🤖 AI Summary
To address the challenge that network operators cannot access end-user Quality of Experience (QoE) metrics for encrypted video traffic, this paper proposes an application-agnostic, client-side non-cooperative end-to-end QoE estimation method. We introduce the first objective QoE modeling framework specifically designed for IMVCA/VCAs (e.g., WhatsApp), integrating network-layer traffic feature extraction with a dual-task learning model that jointly optimizes no-reference PIQE-based perceptual quality assessment and dynamic FPS prediction. Evaluated on a real-world 25,680-second encrypted WhatsApp traffic dataset, our method achieves 85.2% accuracy in FPS prediction (error ≤ 2 fps) and 90.2% accuracy in PIQE-based quality classification. By eliminating reliance on application-layer metrics or client instrumentation, the approach delivers a deployable, generalizable QoE monitoring capability for operators—enabling scalable, privacy-preserving network-wide QoE awareness.
📝 Abstract
Instant Messaging-Based Video Call Applications (IMVCAs) and Video Conferencing Applications (VCAs) have become integral to modern communication.
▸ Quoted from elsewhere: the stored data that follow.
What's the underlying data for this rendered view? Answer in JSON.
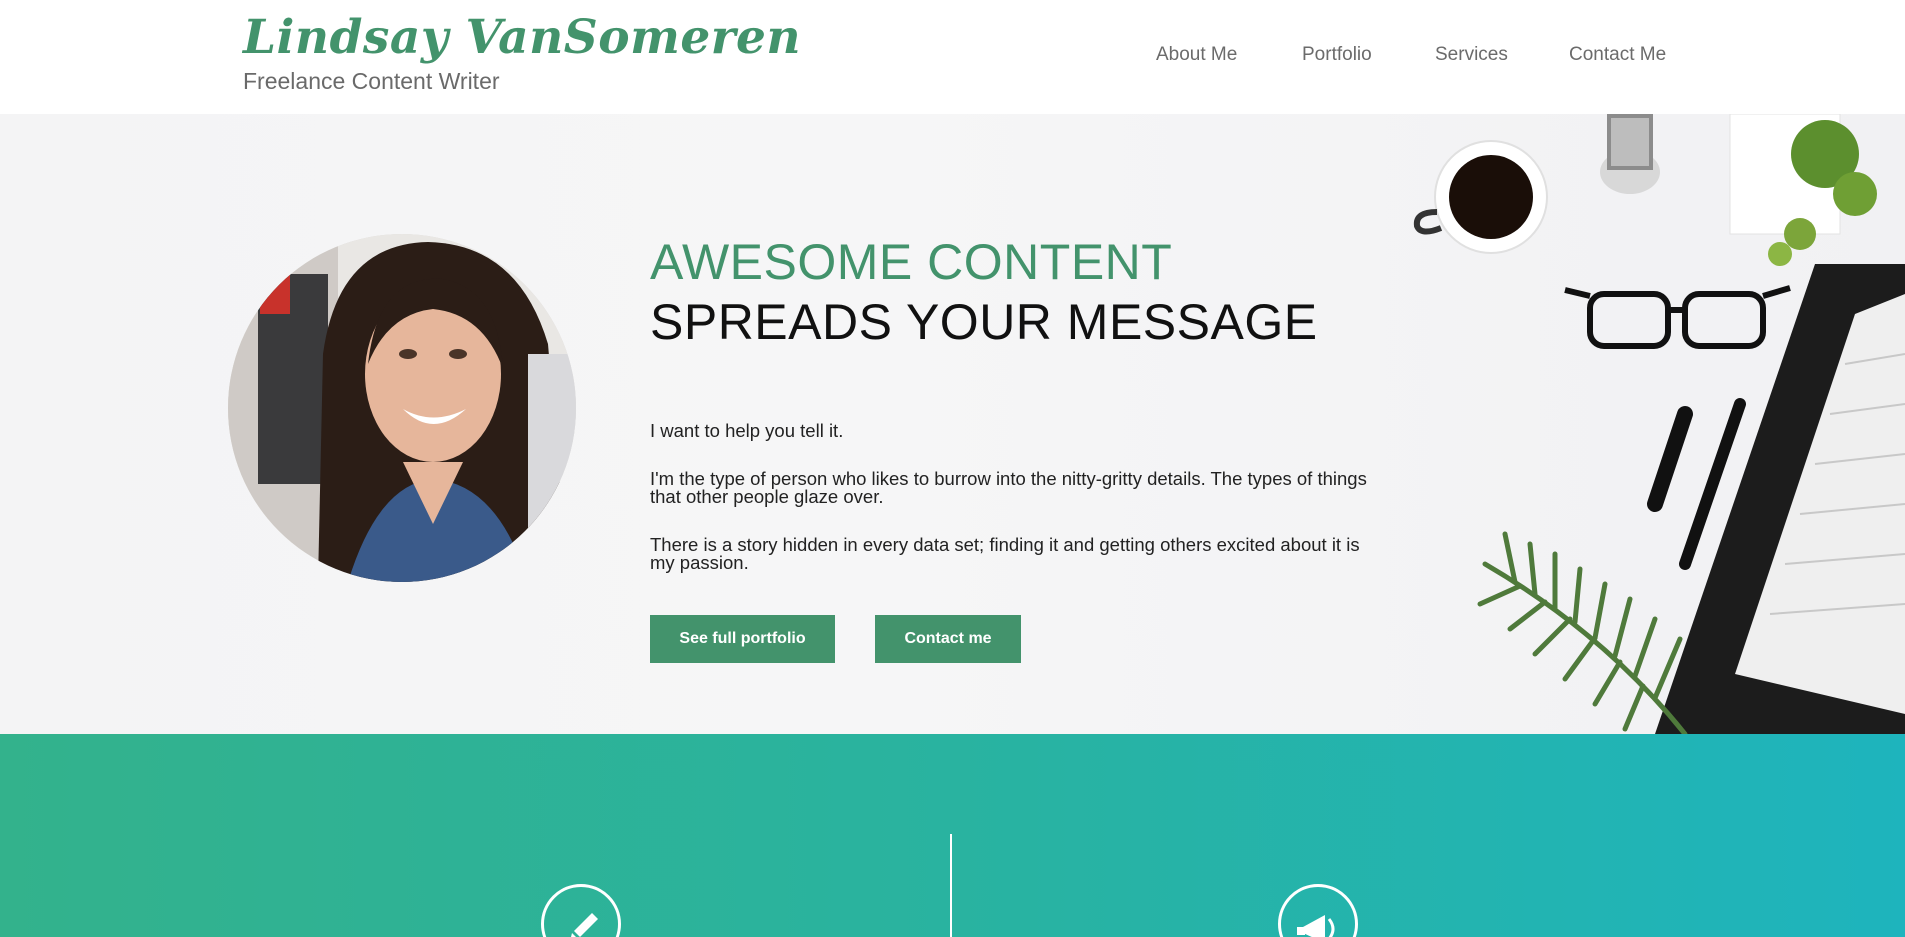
{
  "header": {
    "logo_name": "Lindsay VanSomeren",
    "logo_tagline": "Freelance Content Writer",
    "nav": [
      {
        "label": "About Me"
      },
      {
        "label": "Portfolio"
      },
      {
        "label": "Services"
      },
      {
        "label": "Contact Me"
      }
    ]
  },
  "hero": {
    "headline_accent": "AWESOME CONTENT",
    "headline_main": "SPREADS YOUR MESSAGE",
    "paragraphs": [
      "I want to help you tell it.",
      "I'm the type of person who likes to burrow into the nitty-gritty details. The types of things that other people glaze over.",
      "There is a story hidden in every data set; finding it and getting others excited about it is my passion."
    ],
    "buttons": {
      "portfolio": "See full portfolio",
      "contact": "Contact me"
    }
  },
  "services": {
    "icons": [
      "pencil-icon",
      "megaphone-icon"
    ]
  },
  "colors": {
    "brand_green": "#43936c",
    "band_start": "#33b28c",
    "band_end": "#1eb4bd",
    "nav_text": "#6b6b6b"
  }
}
Ensuring a high Quality of Experience (QoE) for users in this context is critical for network operators, as network conditions significantly impact user QoE. However, network operators lack access to end-device QoE metrics due to encrypted traffic. Existing solutions estimate QoE metrics from encrypted traffic traversing the network, with the most advanced approaches leveraging machine learning models. Subsequently, the need for ground truth QoE metrics for training and validation poses a challenge, as not all video applications provide these metrics. To address this challenge, we propose an application-agnostic approach for objective QoE estimation from encrypted traffic. Independent of the video application, we obtained key video QoE metrics, enabling broad applicability to various proprietary IMVCAs and VCAs. To validate our solution, we created a diverse dataset from WhatsApp video sessions under various network conditions, comprising 25,680 seconds of traffic data and QoE metrics. Our evaluation shows high performance across the entire dataset, with 85.2% accuracy for FPS predictions within an error margin of two FPS, and 90.2% accuracy for PIQE-based quality rating classification.